Meşhur sözdür; “Târih bilmeyen siyâsetçi, pusula kullanmasını bilmeyen kaptana benzer. İkisi de gemiyi oturtur; kaptanın oturttuğu bir gemidir, siyâsetçinin karaya oturttuğu ise DEVLET gemisidir.”
Yalnız siyâsetçi değil, aydınlar da târih bilmek mecbûriyetindedirler. Bu, BİLGİ safhasıdır. Hz. Nûh’un gemisinin, Kur’ân-ı Kerîm’de, Cûdî dağında karaya indiğinin belirtildiğini bilmeyen Ağrı vâlimiz, “turist gelsin diye” gemi maketleri yapar, geminin Ararat/Ağrı’da olduğunu ilân eder.
BİLİNÇ ise, ondan sonraki, daha üstteki safhadır, FARKINA varmaktır, “farkındalık”tır. Farkına varmamız gereken ilk şey, içinde bulunduğumuz DURUMun tabiî olmadığı, buna YÖNLENDİRİLEREK gelmiş olmamızdır. Yâni, son 200 yıldır ağır baskısı altında olduğumuz KÜLTÜR EMPERYALİZMİnin ürünü, imâlâtı olduğumuzu anlamamızdır. “Başkaları” nasıl istemişlerse, “öyle” yetiştirilmiş olduğumuzun “farkına varmak”tır.
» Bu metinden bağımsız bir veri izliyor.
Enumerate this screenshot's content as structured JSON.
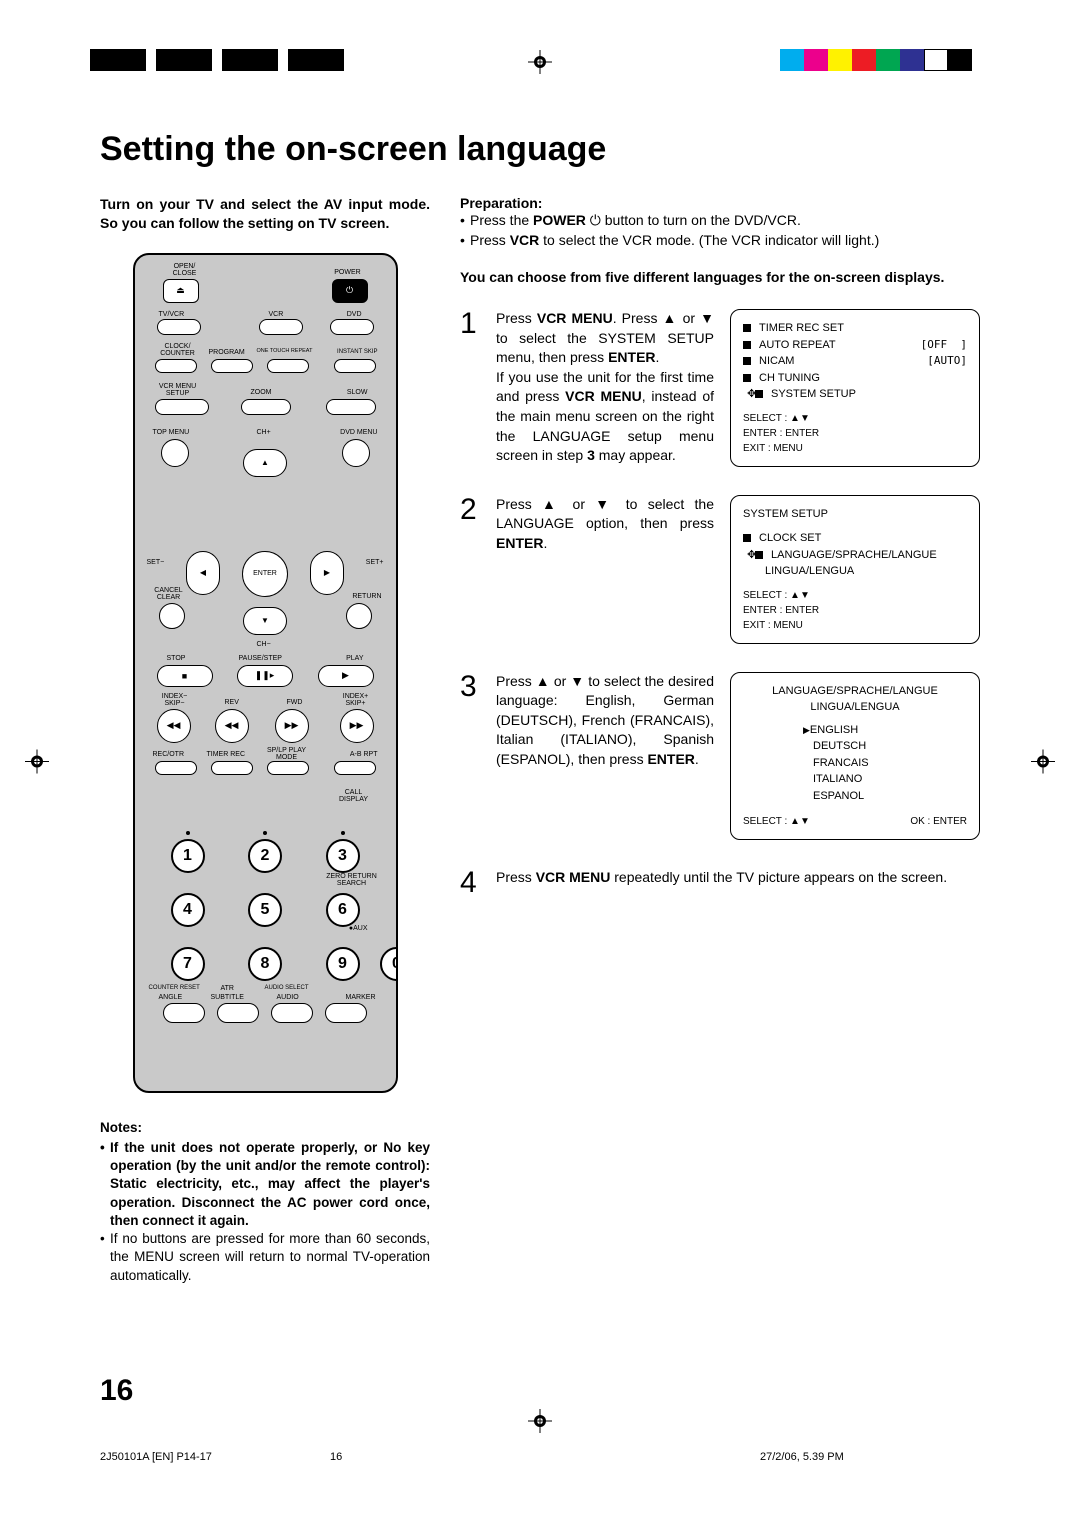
{
  "title": "Setting the on-screen language",
  "intro_left": "Turn on your TV and select the AV input mode. So you can follow the setting on TV screen.",
  "prep": {
    "heading": "Preparation:",
    "items": [
      "Press the POWER ⏻ button to turn on the DVD/VCR.",
      "Press VCR to select the VCR mode. (The VCR indicator will light.)"
    ],
    "b1": "POWER",
    "b2": "VCR"
  },
  "choose": "You can choose from five different languages for the on-screen displays.",
  "steps": {
    "s1": {
      "num": "1",
      "t1": "Press ",
      "b1": "VCR MENU",
      "t2": ". Press ▲ or ▼ to select the SYSTEM SETUP menu, then press ",
      "b2": "ENTER",
      "t3": ".",
      "t4": "If you use the unit for the first time and press ",
      "b3": "VCR MENU",
      "t5": ", instead of the main menu screen on the right the LANGUAGE setup menu screen in step ",
      "b4": "3",
      "t6": " may appear."
    },
    "s2": {
      "num": "2",
      "t1": "Press ▲ or ▼ to select the LANGUAGE option, then press ",
      "b1": "ENTER",
      "t2": "."
    },
    "s3": {
      "num": "3",
      "t1": "Press ▲ or ▼ to select the desired language: English, German (DEUTSCH), French (FRANCAIS), Italian (ITALIANO), Spanish (ESPANOL), then press ",
      "b1": "ENTER",
      "t2": "."
    },
    "s4": {
      "num": "4",
      "t1": "Press ",
      "b1": "VCR MENU",
      "t2": " repeatedly until the TV picture appears on the screen."
    }
  },
  "osd1": {
    "l1": "TIMER  REC  SET",
    "l2": "AUTO  REPEAT",
    "l2v": "OFF",
    "l3": "NICAM",
    "l3v": "AUTO",
    "l4": "CH TUNING",
    "l5": "SYSTEM  SETUP",
    "f1": "SELECT : ▲▼",
    "f2": "ENTER   : ENTER",
    "f3": "EXIT       : MENU"
  },
  "osd2": {
    "title": "SYSTEM  SETUP",
    "l1": "CLOCK  SET",
    "l2": "LANGUAGE/SPRACHE/LANGUE",
    "l3": "LINGUA/LENGUA",
    "f1": "SELECT : ▲▼",
    "f2": "ENTER   : ENTER",
    "f3": "EXIT       : MENU"
  },
  "osd3": {
    "title": "LANGUAGE/SPRACHE/LANGUE",
    "sub": "LINGUA/LENGUA",
    "opts": [
      "ENGLISH",
      "DEUTSCH",
      "FRANCAIS",
      "ITALIANO",
      "ESPANOL"
    ],
    "fL": "SELECT : ▲▼",
    "fR": "OK : ENTER"
  },
  "notes": {
    "heading": "Notes:",
    "n1": "If the unit does not operate properly, or No key operation (by the unit and/or the remote control): Static electricity, etc., may affect the player's operation. Disconnect the AC power cord once, then connect it again.",
    "n2": "If no buttons are pressed for more than 60 seconds, the MENU screen will return to normal TV-operation automatically."
  },
  "remote": {
    "open_close": "OPEN/\nCLOSE",
    "power": "POWER",
    "tvvcr": "TV/VCR",
    "vcr": "VCR",
    "dvd": "DVD",
    "clock_counter": "CLOCK/\nCOUNTER",
    "program": "PROGRAM",
    "otr": "ONE TOUCH REPEAT",
    "iskip": "INSTANT SKIP",
    "vcr_menu": "VCR MENU\nSETUP",
    "zoom": "ZOOM",
    "slow": "SLOW",
    "top_menu": "TOP MENU",
    "chp": "CH+",
    "dvd_menu": "DVD MENU",
    "setm": "SET−",
    "enter": "ENTER",
    "setp": "SET+",
    "cancel": "CANCEL\nCLEAR",
    "return": "RETURN",
    "chm": "CH−",
    "stop": "STOP",
    "pause": "PAUSE/STEP",
    "play": "PLAY",
    "idxm": "INDEX−\nSKIP−",
    "rev": "REV",
    "fwd": "FWD",
    "idxp": "INDEX+\nSKIP+",
    "recotr": "REC/OTR",
    "timerrec": "TIMER REC",
    "splp": "SP/LP\nPLAY MODE",
    "abrpt": "A-B RPT",
    "call": "CALL\nDISPLAY",
    "zeroret": "ZERO RETURN\nSEARCH",
    "aux": "●AUX",
    "cr": "COUNTER RESET",
    "atr": "ATR",
    "asel": "AUDIO SELECT",
    "angle": "ANGLE",
    "subtitle": "SUBTITLE",
    "audio": "AUDIO",
    "marker": "MARKER"
  },
  "pagenum": "16",
  "footer": {
    "l": "2J50101A [EN] P14-17",
    "c": "16",
    "r": "27/2/06, 5.39 PM"
  }
}
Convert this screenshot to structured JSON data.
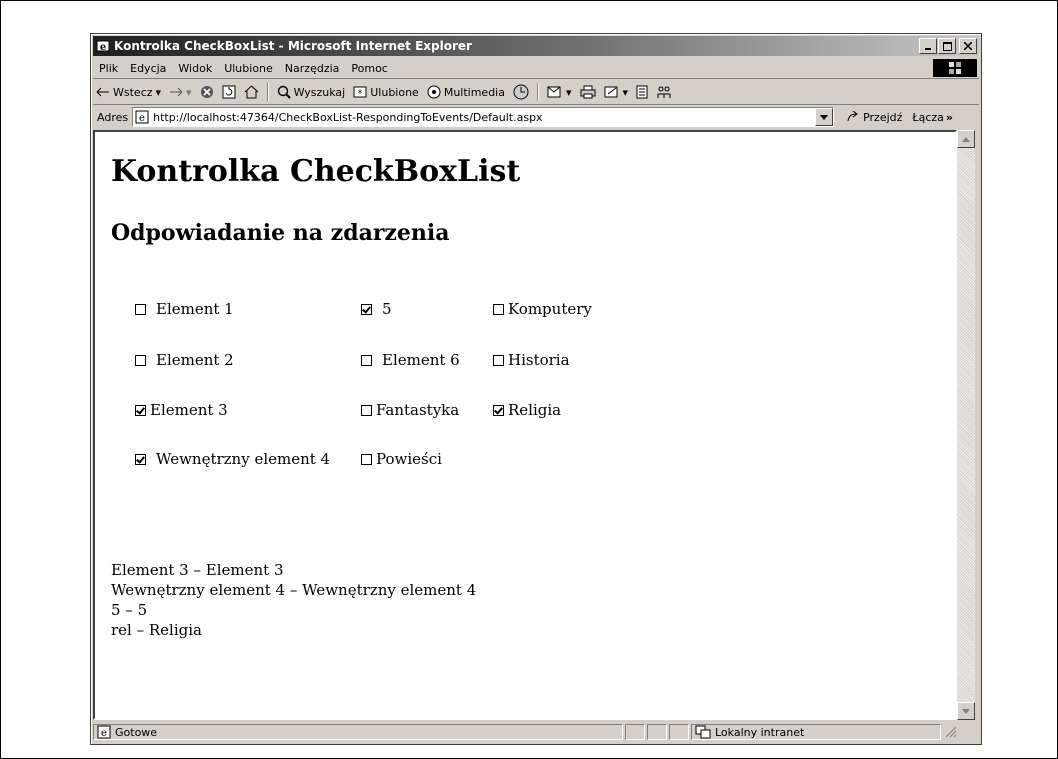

Böyle bir durumda, AYDIN olmanın ilk adımı, İMÂLÂT HATASI olmak, o kabuğu kırmaktır.
Bir milletin târihi, o milletin birikiminin, gücünün, potansiyelinin aynasıdır. Onun içindir ki bir Avrupa’lı şöyle diyor : “Türkleri yenmek yetmez; onların târihini de yenmek gerekir.”
“Târihi yenmek” nasıl olur? O târihi, kendi milletinin gördüğü gibi değil de, “başkalarının, yabancıların, düşmanlarını gördüğü gibi” yazarak, işleyerek, yerleştirerek olur.
Batı’dan misâl verelim. A J P Taylor adlı dişli bir İngiliz târihçi, “The Course of German History” adlı kitabında diyor ki : “Alman târihinde hep aşırılıklar vardır, sarkaç bir Kaosa gider, bir despoluğa, orta yol yoktur, orada hüküm süren ya kargaşa veya diktatörlüktür. Hitler’in ortaya çıkışı, nehirlerin denize kavuşması kadar tesâdüftür.” “Böyle bir tenkide hiçbir milletin târihi dayanamaz, (cannot survive) ” diye eleştirenlere karşılık olarak : “Ben belgelere dayanarak böyle diyorum” diyor, görüşünde isrâr ediyor.
Bir Avrupa’lı târihçi, hem de sıradan olmayan bir târihçi, diğer bir Avrupa’lı mühim bir devletin târihini “böyle” değerlendirirse, yüzyıllardır savaştığı, korkusu iliklerine işlemiş olan bizim târihimizi “nasıl” değerlendirir ???
Yapılacak İLK İŞ, alışageldiğimiz, bize dolaylı olarak dayatılan târihimiz üzerinde rötuşlar yapmak değil, onu ASLÎ YÖRÜNGESİNE OTURTMAKTIR.
Bu konuda, bir teşebbüsü belirteyim : Malezya’da iken yazdığım, ‘International Islamic University, Malaysia’ nın bastırdığı, yayınladığı, o üniversitede bir müddet textbook olarak da kullanılan “Osmanlı History”, ülkemizde pek farkına varılmasa da, Endonezya’dan, Arnavutluk’tan, Güney Amerika’dan ses getirmektedir. Kitabın, Türkiyede yayınlanan, müesseselerin de ilâve edildiği basımında, arka kapakta şöyle yazar:
“Western literature about the Osmanlı Devlet, however scholarly may seem, comprises a huge monument of distortion. Since ‘…for too long the Ottomans have been studied without use of any of their sources, resulting in serious distortion and error. No history of France would be considered methodologically sound and balanced if it were written on the basis of English and Italian observations.’ (Stanford J. Shaw and Ezel Kural Shaw, “History of the Ottoman Empire and Modern Turkey”, Cambridge University Press, 1992, II, x.” This book is based mainly on Osmanlı sources and represents an entirely new approach.
Evet, ne kadar ilmî, araştırma kurallarına uygun GÖRÜNSE de Batı’da Osmanlı hakkında yazılanlar KOCAMAN BİR TAHRÎF ANITI MEYDANA GETİRMEKTEDİR.